Hackers can hide malware in Windows event logs

Daniel Sims

Posts: 453   +18
Staff
In brief: The Windows event log and Event Viewer are supposed to help users diagnose security issues and other problems in PCs. However, Kaspersky researchers encountered one hacker who used the event log itself against their target.

Last week, Kaspersky published a detailed analysis of a complex attack that began last fall. It involved a combination of various techniques and pieces of software, but Kaspersky's security researchers highlighted the use of Windows event logs as something completely new.

At one stage of the hacking campaign, the attacker inserted shellcode into the target's Windows event logs. This method of storing malware is particularly stealthy because it leaves no files for antivirus to detect.

The campaign also involved a large suite of both commercial and home-brewed software. It involved DLL hijacking, a trojan, anti-detection wrappers, web domain mimicking, and more. The attacker even personally signed some of their custom software to make it look more legitimate.

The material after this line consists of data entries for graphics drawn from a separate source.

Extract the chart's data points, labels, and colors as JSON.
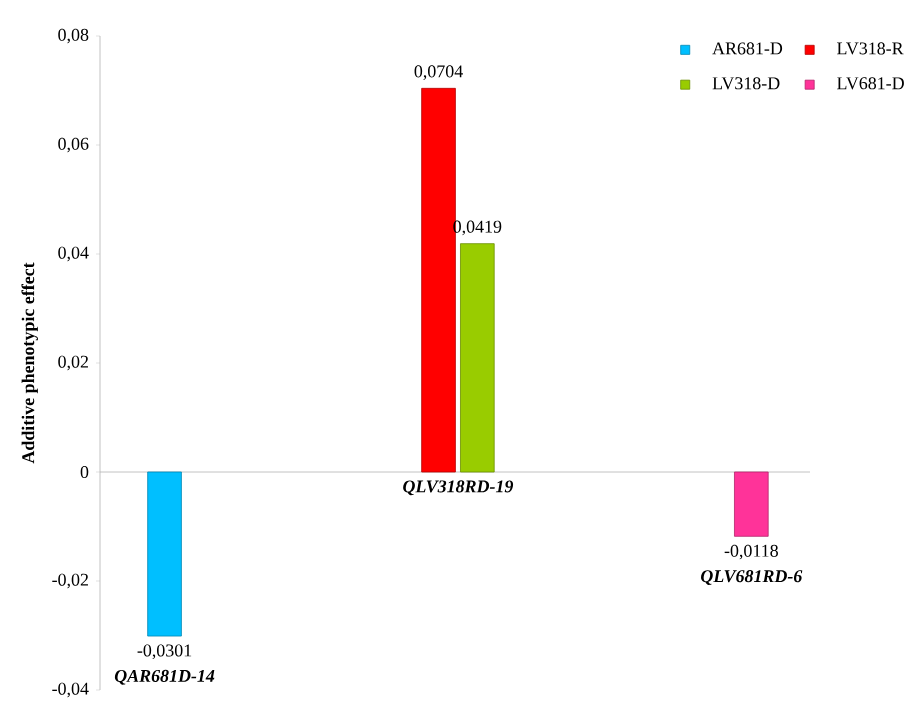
{
  "chart_data": {
    "type": "bar",
    "ylabel": "Additive phenotypic effect",
    "categories": [
      "QAR681D-14",
      "QLV318RD-19",
      "QLV681RD-6"
    ],
    "series": [
      {
        "name": "AR681-D",
        "color": "#00bfff",
        "values": [
          -0.0301,
          null,
          null
        ],
        "value_labels": [
          "-0,0301",
          null,
          null
        ]
      },
      {
        "name": "LV318-R",
        "color": "#ff0000",
        "values": [
          null,
          0.0704,
          null
        ],
        "value_labels": [
          null,
          "0,0704",
          null
        ]
      },
      {
        "name": "LV318-D",
        "color": "#99cc00",
        "values": [
          null,
          0.0419,
          null
        ],
        "value_labels": [
          null,
          "0,0419",
          null
        ]
      },
      {
        "name": "LV681-D",
        "color": "#ff3399",
        "values": [
          null,
          null,
          -0.0118
        ],
        "value_labels": [
          null,
          null,
          "-0,0118"
        ]
      }
    ],
    "ylim": [
      -0.04,
      0.08
    ],
    "yticks": [
      {
        "value": -0.04,
        "label": "-0,04"
      },
      {
        "value": -0.02,
        "label": "-0,02"
      },
      0,
      {
        "value": 0.02,
        "label": "0,02"
      },
      {
        "value": 0.04,
        "label": "0,04"
      },
      {
        "value": 0.06,
        "label": "0,06"
      },
      {
        "value": 0.08,
        "label": "0,08"
      }
    ],
    "legend": "top right"
  }
}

The scale and uniqueness of the attack indicate it was tailored toward a specific target system. The first step involved social engineering, in which the attacker convinced the victim to download and run a .rar file from the legitimate file-sharing site file.io in September. If nothing else, this should be a reminder against clicking on links from strangers, much less downloading and running files from them.

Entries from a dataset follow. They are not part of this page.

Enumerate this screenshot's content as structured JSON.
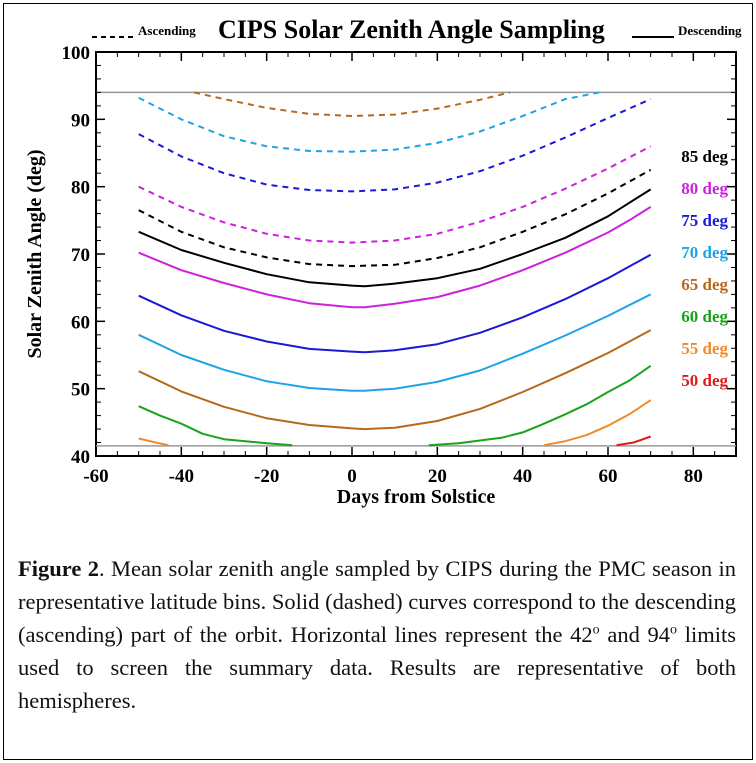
{
  "chart_data": {
    "type": "line",
    "title": "CIPS Solar Zenith Angle Sampling",
    "legend_top": {
      "dashed_label": "Ascending",
      "solid_label": "Descending",
      "placement": "top"
    },
    "xlabel": "Days from Solstice",
    "ylabel": "Solar Zenith Angle (deg)",
    "xlim": [
      -60,
      90
    ],
    "ylim": [
      40,
      100
    ],
    "x_ticks": [
      "-60",
      "-40",
      "-20",
      "0",
      "20",
      "40",
      "60",
      "80"
    ],
    "y_ticks": [
      "40",
      "50",
      "60",
      "70",
      "80",
      "90",
      "100"
    ],
    "reference_lines": [
      {
        "y": 41.5,
        "color": "#999999"
      },
      {
        "y": 94,
        "color": "#999999"
      }
    ],
    "grid": false,
    "legend_entries": [
      {
        "label": "85 deg",
        "color": "#000000"
      },
      {
        "label": "80 deg",
        "color": "#cc22dd"
      },
      {
        "label": "75 deg",
        "color": "#1a1ad6"
      },
      {
        "label": "70 deg",
        "color": "#1fa3e6"
      },
      {
        "label": "65 deg",
        "color": "#b8681a"
      },
      {
        "label": "60 deg",
        "color": "#1aa31a"
      },
      {
        "label": "55 deg",
        "color": "#f08a2a"
      },
      {
        "label": "50 deg",
        "color": "#e01a1a"
      }
    ],
    "legend_placement": "right",
    "series": [
      {
        "lat": "85",
        "part": "descending",
        "style": "solid",
        "color": "#000000",
        "x": [
          -50,
          -40,
          -30,
          -20,
          -10,
          0,
          3,
          10,
          20,
          30,
          40,
          50,
          60,
          65,
          70
        ],
        "y": [
          73.3,
          70.6,
          68.7,
          67.0,
          65.8,
          65.3,
          65.2,
          65.6,
          66.4,
          67.8,
          70.0,
          72.4,
          75.6,
          77.6,
          79.6
        ]
      },
      {
        "lat": "85",
        "part": "ascending",
        "style": "dashed",
        "color": "#000000",
        "x": [
          -50,
          -40,
          -30,
          -20,
          -10,
          0,
          10,
          20,
          30,
          40,
          50,
          60,
          70
        ],
        "y": [
          76.5,
          73.3,
          71.0,
          69.5,
          68.5,
          68.2,
          68.4,
          69.4,
          71.0,
          73.3,
          75.9,
          79.0,
          82.5
        ]
      },
      {
        "lat": "80",
        "part": "descending",
        "style": "solid",
        "color": "#cc22dd",
        "x": [
          -50,
          -40,
          -30,
          -20,
          -10,
          0,
          3,
          10,
          20,
          30,
          40,
          50,
          60,
          65,
          70
        ],
        "y": [
          70.2,
          67.6,
          65.7,
          64.0,
          62.7,
          62.1,
          62.1,
          62.6,
          63.6,
          65.3,
          67.6,
          70.2,
          73.2,
          75.0,
          77.0
        ]
      },
      {
        "lat": "80",
        "part": "ascending",
        "style": "dashed",
        "color": "#cc22dd",
        "x": [
          -50,
          -40,
          -30,
          -20,
          -10,
          0,
          10,
          20,
          30,
          40,
          50,
          60,
          70
        ],
        "y": [
          80.0,
          77.0,
          74.7,
          73.0,
          72.0,
          71.7,
          72.0,
          73.0,
          74.8,
          77.0,
          79.7,
          82.7,
          86.0
        ]
      },
      {
        "lat": "75",
        "part": "descending",
        "style": "solid",
        "color": "#1a1ad6",
        "x": [
          -50,
          -40,
          -30,
          -20,
          -10,
          0,
          3,
          10,
          20,
          30,
          40,
          50,
          60,
          70
        ],
        "y": [
          63.8,
          60.9,
          58.6,
          57.0,
          55.9,
          55.5,
          55.4,
          55.7,
          56.6,
          58.3,
          60.6,
          63.3,
          66.4,
          69.9
        ]
      },
      {
        "lat": "75",
        "part": "ascending",
        "style": "dashed",
        "color": "#1a1ad6",
        "x": [
          -50,
          -40,
          -30,
          -20,
          -10,
          0,
          10,
          20,
          30,
          40,
          50,
          60,
          70
        ],
        "y": [
          87.8,
          84.5,
          82.0,
          80.3,
          79.5,
          79.3,
          79.6,
          80.6,
          82.3,
          84.6,
          87.3,
          90.2,
          93.0
        ]
      },
      {
        "lat": "70",
        "part": "descending",
        "style": "solid",
        "color": "#1fa3e6",
        "x": [
          -50,
          -40,
          -30,
          -20,
          -10,
          0,
          3,
          10,
          20,
          30,
          40,
          50,
          60,
          70
        ],
        "y": [
          58.0,
          55.0,
          52.8,
          51.1,
          50.1,
          49.7,
          49.7,
          50.0,
          51.0,
          52.7,
          55.2,
          57.9,
          60.8,
          64.0
        ]
      },
      {
        "lat": "70",
        "part": "ascending",
        "style": "dashed",
        "color": "#1fa3e6",
        "x": [
          -50,
          -40,
          -30,
          -20,
          -10,
          0,
          10,
          20,
          30,
          40,
          50,
          58
        ],
        "y": [
          93.2,
          90.0,
          87.5,
          86.0,
          85.3,
          85.2,
          85.5,
          86.5,
          88.2,
          90.5,
          93.0,
          94.0
        ]
      },
      {
        "lat": "65",
        "part": "descending",
        "style": "solid",
        "color": "#b8681a",
        "x": [
          -50,
          -40,
          -30,
          -20,
          -10,
          0,
          3,
          10,
          20,
          30,
          40,
          50,
          60,
          70
        ],
        "y": [
          52.6,
          49.6,
          47.3,
          45.6,
          44.6,
          44.1,
          44.0,
          44.2,
          45.2,
          47.0,
          49.5,
          52.3,
          55.3,
          58.7
        ]
      },
      {
        "lat": "65",
        "part": "ascending",
        "style": "dashed",
        "color": "#b8681a",
        "x": [
          -37,
          -30,
          -20,
          -10,
          0,
          10,
          20,
          30,
          37
        ],
        "y": [
          94.0,
          93.0,
          91.7,
          90.8,
          90.5,
          90.7,
          91.6,
          92.9,
          94.0
        ]
      },
      {
        "lat": "60",
        "part": "descending",
        "style": "solid",
        "color": "#1aa31a",
        "x": [
          -50,
          -45,
          -40,
          -35,
          -30,
          -25,
          -20,
          -14
        ],
        "y": [
          47.4,
          46.0,
          44.8,
          43.3,
          42.5,
          42.2,
          41.9,
          41.6
        ]
      },
      {
        "lat": "60",
        "part": "descending",
        "style": "solid",
        "color": "#1aa31a",
        "x": [
          18,
          25,
          30,
          35,
          40,
          45,
          50,
          55,
          60,
          65,
          70
        ],
        "y": [
          41.6,
          41.9,
          42.3,
          42.7,
          43.5,
          44.8,
          46.2,
          47.7,
          49.5,
          51.2,
          53.4
        ]
      },
      {
        "lat": "55",
        "part": "descending",
        "style": "solid",
        "color": "#f08a2a",
        "x": [
          -50,
          -46,
          -43
        ],
        "y": [
          42.6,
          42.0,
          41.6
        ]
      },
      {
        "lat": "55",
        "part": "descending",
        "style": "solid",
        "color": "#f08a2a",
        "x": [
          45,
          50,
          55,
          60,
          65,
          70
        ],
        "y": [
          41.6,
          42.2,
          43.1,
          44.5,
          46.2,
          48.3
        ]
      },
      {
        "lat": "50",
        "part": "descending",
        "style": "solid",
        "color": "#e01a1a",
        "x": [
          62,
          66,
          70
        ],
        "y": [
          41.6,
          42.0,
          42.9
        ]
      }
    ]
  },
  "caption": {
    "figure_label": "Figure 2",
    "text_1": ". Mean solar zenith angle sampled by CIPS during the PMC season in representative latitude bins. Solid (dashed) curves correspond to the descending (ascending) part of the orbit. Horizontal lines represent the 42",
    "sup_1": "o",
    "text_2": " and 94",
    "sup_2": "o",
    "text_3": " limits used to screen the summary data. Results are representative of both hemispheres."
  }
}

Kaspersky couldn't link the attack to any known suspects, or determine its ultimate purpose. However, the researchers told BleepingComputer that similar attacks usually aim to grab valuable data from their targets.

Permalink to story.

 

ZedRM

Posts: 1,027   +724
If nothing else, this should be a reminder against clicking on links from strangers, much less downloading and running files from them.
This. If people would stop clicking on every link they're sent, 90% of the security problems we have in the world would instantly go away. People need to use their heads for something more than a seat cushion..
 

BigRedPDX

Posts: 271   +191
Clearing logs is general maintenance. I've even created a script that'll run once a quarter to clear event logs. The employees are the front line for these types of attacks, so it's good to send out reminders to them to let them know they need to be vigilant about phishing scams and random links.
 

TheBigT42

Posts: 653   +672
Clearing logs is general maintenance. I've even created a script that'll run once a quarter to clear event logs. The employees are the front line for these types of attacks, so it's good to send out reminders to them to let them know they need to be vigilant about phishing scams and random links.

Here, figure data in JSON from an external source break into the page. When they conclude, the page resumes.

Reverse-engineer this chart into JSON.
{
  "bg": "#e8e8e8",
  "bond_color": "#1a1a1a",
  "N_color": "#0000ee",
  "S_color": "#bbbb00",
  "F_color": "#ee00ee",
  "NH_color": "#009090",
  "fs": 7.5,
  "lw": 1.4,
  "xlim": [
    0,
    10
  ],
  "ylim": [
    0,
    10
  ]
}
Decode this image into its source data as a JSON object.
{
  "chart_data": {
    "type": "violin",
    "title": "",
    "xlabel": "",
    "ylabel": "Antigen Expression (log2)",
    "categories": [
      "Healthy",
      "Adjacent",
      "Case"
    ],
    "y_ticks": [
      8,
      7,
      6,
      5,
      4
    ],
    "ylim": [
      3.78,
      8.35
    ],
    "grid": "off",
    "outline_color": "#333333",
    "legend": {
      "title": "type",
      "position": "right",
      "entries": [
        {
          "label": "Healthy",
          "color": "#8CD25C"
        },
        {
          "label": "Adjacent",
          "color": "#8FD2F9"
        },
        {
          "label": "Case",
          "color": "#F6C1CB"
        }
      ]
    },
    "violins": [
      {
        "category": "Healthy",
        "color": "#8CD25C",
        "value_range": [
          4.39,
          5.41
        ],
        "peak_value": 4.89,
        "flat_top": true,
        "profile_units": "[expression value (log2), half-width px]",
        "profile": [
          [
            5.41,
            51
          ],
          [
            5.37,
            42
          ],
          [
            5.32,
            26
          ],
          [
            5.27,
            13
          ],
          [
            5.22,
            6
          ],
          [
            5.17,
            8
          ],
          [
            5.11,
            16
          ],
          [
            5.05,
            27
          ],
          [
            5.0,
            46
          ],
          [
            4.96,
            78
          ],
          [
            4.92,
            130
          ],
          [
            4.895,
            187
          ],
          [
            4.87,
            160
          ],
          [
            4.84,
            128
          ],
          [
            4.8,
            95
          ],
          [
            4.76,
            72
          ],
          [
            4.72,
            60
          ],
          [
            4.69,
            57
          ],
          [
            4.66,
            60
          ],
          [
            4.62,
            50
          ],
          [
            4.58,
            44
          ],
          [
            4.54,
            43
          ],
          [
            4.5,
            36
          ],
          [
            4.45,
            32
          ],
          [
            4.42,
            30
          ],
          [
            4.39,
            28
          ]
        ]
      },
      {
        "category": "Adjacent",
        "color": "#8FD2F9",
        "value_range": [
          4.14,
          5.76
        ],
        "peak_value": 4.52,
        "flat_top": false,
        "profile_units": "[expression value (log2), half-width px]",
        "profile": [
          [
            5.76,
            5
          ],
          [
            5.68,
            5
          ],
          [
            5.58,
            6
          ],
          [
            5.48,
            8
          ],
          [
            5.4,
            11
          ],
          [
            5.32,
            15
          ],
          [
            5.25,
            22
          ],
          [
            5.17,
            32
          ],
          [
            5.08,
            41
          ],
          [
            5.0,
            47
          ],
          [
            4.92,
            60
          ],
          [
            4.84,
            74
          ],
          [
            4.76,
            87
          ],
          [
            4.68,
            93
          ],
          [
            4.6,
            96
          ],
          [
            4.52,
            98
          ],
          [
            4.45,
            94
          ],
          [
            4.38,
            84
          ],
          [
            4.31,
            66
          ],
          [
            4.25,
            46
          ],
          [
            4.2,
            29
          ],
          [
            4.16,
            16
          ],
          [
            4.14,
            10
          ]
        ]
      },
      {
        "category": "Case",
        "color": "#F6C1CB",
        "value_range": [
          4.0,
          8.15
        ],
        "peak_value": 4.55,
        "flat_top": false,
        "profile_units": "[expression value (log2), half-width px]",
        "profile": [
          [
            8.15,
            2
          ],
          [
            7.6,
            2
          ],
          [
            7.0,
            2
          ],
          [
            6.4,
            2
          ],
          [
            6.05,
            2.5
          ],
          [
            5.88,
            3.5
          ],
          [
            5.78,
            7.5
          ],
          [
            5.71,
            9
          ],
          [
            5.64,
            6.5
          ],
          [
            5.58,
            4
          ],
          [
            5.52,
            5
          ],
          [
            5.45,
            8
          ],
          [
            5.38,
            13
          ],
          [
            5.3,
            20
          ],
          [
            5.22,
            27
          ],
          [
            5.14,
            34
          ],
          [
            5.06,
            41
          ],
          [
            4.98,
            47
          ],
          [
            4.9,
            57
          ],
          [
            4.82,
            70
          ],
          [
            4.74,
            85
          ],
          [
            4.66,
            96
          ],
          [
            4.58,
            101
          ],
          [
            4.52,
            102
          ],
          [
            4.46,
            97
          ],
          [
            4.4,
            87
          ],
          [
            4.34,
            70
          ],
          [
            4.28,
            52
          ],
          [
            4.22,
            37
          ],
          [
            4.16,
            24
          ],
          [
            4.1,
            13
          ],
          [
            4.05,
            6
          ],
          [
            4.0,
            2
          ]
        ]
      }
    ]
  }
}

We offload all logs to blumira.com and over right the logs. Blumira makes searching Event Logs and other logs easy and FAST.
 

bviktor

Posts: 847   +1,264
This. If people would stop clicking on every link they're sent, 90% of the security problems we have in the world would instantly go away. People need to use their heads for something more than a seat cushion..
If people would stop clicking on every link, hackers would prioritize other methods. There's no silver bullet.

It's like saying Linux is more secure because 90% of hackers target Windows machines.

... well yeah, Dingus, because 90% of people use Windows.
 

ZedRM

Posts: 1,027   +724
If people would stop clicking on every link, hackers would prioritize other methods. There's no silver bullet.
Sure there is, it's called education. Instead of attempting to battle scammers and thieves directly, we balance things by spreading information to everyone, on every type of platform, how to avoid being scammed over the internet, on the phone and through the mail. We teach people how to protect themselves so no one else has to.

... well yeah, Dingus, because 90% of people use Windows.
OS platform has nothing to do with it. Scams and fraud happen just as frequently on mobile platforms as they do desktop. The only reasons scams don't happen as much on Linux is because A, much fewer people run Linux as a primary OS and B, Linux users are vastly more tech-smart and wise enough to see scams coming. MacOS and Windows? Not so much.